Observational Quantities in Quasi-Newtonian Descriptions of Cosmological Space-Times

Abstract

We investigate measures of distance and redshift in cosmological space-times that admit a shear-free foliation, which we henceforth refer to as `quasi-Newtonian'. Space expands isotropically in this description, and small-scale gravitational physics has a natural Newtonian limit, which makes it ideal for considering the physics of wide classes of cosmological models. By assuming that the energy-momentum tensor is dominated by rest-mass density, and that the 3-velocity of matter is small in the quasi-Newtonian frame, we derive fundamental results for kinematics and light propagation.
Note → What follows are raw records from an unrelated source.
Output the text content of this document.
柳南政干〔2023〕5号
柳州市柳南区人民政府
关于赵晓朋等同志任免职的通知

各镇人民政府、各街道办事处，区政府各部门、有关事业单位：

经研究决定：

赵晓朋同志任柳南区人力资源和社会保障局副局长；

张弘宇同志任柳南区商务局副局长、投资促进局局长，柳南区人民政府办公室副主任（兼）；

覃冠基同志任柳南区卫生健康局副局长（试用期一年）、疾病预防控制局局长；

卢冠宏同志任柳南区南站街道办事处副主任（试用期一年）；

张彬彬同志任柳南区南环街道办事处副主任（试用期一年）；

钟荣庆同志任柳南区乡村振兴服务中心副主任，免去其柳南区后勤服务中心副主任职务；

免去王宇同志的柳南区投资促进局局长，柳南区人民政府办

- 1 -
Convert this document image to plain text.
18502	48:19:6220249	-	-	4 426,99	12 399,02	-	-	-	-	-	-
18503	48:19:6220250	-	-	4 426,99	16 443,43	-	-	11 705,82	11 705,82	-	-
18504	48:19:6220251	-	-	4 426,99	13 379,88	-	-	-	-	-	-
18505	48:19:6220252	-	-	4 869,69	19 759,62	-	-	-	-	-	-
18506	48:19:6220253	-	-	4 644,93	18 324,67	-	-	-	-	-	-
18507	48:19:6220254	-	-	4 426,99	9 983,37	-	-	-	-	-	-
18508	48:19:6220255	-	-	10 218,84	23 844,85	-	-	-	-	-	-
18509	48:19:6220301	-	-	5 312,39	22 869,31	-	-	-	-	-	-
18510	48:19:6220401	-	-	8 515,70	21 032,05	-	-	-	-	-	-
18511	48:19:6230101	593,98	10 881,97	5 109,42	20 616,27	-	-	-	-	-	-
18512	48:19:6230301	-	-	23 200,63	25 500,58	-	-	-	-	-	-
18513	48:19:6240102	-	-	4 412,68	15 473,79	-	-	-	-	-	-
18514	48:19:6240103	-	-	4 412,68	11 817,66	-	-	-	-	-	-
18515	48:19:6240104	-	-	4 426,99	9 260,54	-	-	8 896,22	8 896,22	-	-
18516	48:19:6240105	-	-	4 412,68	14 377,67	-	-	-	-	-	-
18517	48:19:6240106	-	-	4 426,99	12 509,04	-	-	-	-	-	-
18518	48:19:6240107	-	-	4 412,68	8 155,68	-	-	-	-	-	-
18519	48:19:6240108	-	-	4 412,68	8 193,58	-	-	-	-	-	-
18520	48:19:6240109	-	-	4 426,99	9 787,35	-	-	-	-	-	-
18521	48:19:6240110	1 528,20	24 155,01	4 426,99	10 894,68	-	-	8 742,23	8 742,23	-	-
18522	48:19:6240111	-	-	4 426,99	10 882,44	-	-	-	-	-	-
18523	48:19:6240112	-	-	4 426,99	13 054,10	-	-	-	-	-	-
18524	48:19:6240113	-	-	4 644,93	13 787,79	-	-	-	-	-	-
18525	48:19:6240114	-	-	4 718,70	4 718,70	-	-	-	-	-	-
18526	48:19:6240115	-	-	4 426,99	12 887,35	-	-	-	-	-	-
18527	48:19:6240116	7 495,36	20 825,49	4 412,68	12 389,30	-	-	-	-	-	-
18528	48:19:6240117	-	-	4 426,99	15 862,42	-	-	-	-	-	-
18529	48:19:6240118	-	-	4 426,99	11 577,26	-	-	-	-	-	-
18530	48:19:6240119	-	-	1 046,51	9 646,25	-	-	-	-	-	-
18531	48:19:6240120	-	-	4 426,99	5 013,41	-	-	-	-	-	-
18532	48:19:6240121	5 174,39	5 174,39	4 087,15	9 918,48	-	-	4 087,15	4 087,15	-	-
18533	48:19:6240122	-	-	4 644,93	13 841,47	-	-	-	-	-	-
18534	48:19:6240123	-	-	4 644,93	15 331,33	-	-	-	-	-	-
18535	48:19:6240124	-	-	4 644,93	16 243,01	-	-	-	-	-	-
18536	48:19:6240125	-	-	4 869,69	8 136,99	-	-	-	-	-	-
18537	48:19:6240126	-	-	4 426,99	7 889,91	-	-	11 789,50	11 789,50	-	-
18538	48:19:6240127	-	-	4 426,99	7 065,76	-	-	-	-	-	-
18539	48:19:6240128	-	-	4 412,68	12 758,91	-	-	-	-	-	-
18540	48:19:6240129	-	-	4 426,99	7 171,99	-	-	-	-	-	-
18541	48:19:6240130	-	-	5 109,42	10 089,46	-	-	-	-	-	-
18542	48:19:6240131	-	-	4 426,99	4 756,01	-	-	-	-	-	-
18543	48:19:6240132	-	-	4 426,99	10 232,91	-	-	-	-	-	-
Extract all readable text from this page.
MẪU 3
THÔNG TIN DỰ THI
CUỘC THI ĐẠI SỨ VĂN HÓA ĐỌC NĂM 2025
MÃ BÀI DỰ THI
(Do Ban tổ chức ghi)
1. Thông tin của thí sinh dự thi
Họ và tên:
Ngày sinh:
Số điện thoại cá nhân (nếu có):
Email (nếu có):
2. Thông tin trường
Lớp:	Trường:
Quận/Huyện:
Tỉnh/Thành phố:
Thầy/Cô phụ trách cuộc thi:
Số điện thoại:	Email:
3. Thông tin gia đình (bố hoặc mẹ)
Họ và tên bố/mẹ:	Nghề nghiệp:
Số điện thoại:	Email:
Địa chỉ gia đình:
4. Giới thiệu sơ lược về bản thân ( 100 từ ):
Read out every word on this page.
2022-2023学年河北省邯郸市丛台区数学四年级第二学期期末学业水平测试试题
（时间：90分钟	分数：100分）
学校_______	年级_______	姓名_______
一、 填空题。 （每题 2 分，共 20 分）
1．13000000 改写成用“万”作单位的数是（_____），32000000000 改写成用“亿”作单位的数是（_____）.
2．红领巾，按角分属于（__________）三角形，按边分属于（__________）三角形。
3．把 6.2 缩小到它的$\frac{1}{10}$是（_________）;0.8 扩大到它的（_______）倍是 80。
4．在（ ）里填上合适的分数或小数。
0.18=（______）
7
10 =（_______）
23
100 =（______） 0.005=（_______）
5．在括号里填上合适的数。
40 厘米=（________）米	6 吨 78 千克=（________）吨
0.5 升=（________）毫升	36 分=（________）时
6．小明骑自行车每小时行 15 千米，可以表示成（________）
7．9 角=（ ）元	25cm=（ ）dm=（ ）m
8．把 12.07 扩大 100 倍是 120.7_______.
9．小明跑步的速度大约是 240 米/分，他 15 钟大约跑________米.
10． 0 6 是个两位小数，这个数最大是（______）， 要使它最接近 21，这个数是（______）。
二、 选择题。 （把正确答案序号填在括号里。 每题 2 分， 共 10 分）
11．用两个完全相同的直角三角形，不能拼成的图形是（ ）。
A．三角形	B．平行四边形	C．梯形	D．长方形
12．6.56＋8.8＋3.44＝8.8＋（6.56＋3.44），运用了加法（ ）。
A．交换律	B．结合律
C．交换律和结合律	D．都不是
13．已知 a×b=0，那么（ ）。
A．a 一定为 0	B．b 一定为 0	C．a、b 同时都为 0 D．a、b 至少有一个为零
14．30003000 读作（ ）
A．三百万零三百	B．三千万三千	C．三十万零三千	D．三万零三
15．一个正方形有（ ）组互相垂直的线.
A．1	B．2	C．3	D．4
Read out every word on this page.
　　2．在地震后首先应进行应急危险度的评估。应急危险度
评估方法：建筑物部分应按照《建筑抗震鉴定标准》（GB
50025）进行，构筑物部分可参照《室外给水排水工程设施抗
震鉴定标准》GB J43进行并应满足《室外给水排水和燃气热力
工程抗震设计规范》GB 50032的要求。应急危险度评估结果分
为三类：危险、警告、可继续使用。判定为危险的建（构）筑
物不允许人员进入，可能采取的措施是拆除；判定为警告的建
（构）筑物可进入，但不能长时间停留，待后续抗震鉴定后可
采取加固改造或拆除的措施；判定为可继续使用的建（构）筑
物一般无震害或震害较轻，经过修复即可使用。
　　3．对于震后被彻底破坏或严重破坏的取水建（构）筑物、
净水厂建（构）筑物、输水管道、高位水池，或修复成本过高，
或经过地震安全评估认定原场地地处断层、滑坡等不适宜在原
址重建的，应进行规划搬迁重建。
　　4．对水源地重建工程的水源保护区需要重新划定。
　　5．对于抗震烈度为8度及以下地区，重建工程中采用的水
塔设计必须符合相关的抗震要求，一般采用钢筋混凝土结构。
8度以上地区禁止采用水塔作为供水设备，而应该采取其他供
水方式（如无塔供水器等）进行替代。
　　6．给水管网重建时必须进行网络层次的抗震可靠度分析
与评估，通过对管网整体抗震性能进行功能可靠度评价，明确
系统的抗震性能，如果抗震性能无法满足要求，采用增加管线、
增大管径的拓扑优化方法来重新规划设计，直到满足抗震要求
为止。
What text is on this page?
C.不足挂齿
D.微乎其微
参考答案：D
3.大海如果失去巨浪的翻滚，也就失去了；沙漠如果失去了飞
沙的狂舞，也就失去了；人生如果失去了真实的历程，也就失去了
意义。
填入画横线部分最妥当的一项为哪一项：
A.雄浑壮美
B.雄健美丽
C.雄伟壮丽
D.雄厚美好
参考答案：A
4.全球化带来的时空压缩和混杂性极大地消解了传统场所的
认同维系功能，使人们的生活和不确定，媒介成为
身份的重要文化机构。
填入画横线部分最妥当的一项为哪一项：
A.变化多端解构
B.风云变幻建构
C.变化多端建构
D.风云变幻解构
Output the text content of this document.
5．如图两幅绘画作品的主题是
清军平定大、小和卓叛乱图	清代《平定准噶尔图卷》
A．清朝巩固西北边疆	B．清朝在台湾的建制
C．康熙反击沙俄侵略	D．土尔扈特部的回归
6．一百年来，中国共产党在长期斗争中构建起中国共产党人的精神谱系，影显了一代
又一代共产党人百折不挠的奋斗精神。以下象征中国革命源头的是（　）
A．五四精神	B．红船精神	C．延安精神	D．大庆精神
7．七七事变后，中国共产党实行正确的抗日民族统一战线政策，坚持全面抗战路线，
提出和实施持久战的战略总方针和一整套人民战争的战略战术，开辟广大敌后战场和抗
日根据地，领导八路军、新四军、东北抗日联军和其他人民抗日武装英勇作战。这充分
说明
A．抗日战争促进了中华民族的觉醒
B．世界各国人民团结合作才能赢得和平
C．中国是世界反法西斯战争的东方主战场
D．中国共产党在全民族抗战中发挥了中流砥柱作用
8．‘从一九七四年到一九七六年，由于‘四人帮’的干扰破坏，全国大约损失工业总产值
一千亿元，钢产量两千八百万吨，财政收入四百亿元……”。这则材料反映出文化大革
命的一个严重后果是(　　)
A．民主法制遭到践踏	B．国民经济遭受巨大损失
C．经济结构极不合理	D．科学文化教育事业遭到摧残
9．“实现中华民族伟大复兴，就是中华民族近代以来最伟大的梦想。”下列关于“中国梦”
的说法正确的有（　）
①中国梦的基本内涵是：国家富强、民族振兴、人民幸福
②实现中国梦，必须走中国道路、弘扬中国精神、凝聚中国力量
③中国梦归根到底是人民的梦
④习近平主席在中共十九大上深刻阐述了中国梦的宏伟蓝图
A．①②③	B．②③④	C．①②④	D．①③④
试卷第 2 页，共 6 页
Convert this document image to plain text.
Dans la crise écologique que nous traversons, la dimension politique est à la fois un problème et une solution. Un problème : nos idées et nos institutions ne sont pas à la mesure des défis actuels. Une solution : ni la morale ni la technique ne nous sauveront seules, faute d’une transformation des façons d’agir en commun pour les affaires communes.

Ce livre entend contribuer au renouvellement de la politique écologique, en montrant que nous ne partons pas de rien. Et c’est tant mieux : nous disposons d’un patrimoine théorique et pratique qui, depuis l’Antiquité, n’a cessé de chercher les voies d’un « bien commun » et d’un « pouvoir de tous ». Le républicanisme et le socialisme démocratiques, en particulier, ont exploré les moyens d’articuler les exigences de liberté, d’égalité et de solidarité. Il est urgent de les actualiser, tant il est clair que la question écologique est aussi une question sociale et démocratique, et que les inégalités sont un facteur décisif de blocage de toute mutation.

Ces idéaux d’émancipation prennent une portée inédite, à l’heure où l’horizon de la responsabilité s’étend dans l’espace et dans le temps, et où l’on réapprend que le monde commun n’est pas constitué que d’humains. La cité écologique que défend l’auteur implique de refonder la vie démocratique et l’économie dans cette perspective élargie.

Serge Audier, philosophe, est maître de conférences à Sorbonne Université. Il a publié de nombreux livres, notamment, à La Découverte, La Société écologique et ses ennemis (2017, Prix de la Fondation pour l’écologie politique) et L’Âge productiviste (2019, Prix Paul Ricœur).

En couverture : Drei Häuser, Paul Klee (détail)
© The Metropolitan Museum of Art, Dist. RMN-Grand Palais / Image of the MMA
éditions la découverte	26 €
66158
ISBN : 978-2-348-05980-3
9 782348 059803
Our results provide a new way of formulating general-relativistic cosmologies with non-perturbative structures in terms of quantities that can be understood from cosmological perturbation theory and post-Newtonian expansions, and allow us to quantify departures of observables from the predictions of Friedmann cosmology. It thereby provides a route to understanding inherently relativistic space-time structures, such as those that occur in Lema\itre-Tolman-Bondi, Szekeres solutions, and Bianchi cosmologies in terms of Newtonian degrees of freedom. We illustrate our results using the degenerate Kasner solution as an example, and explain how our approach can be used to provide new insights into the current cosmological tensions.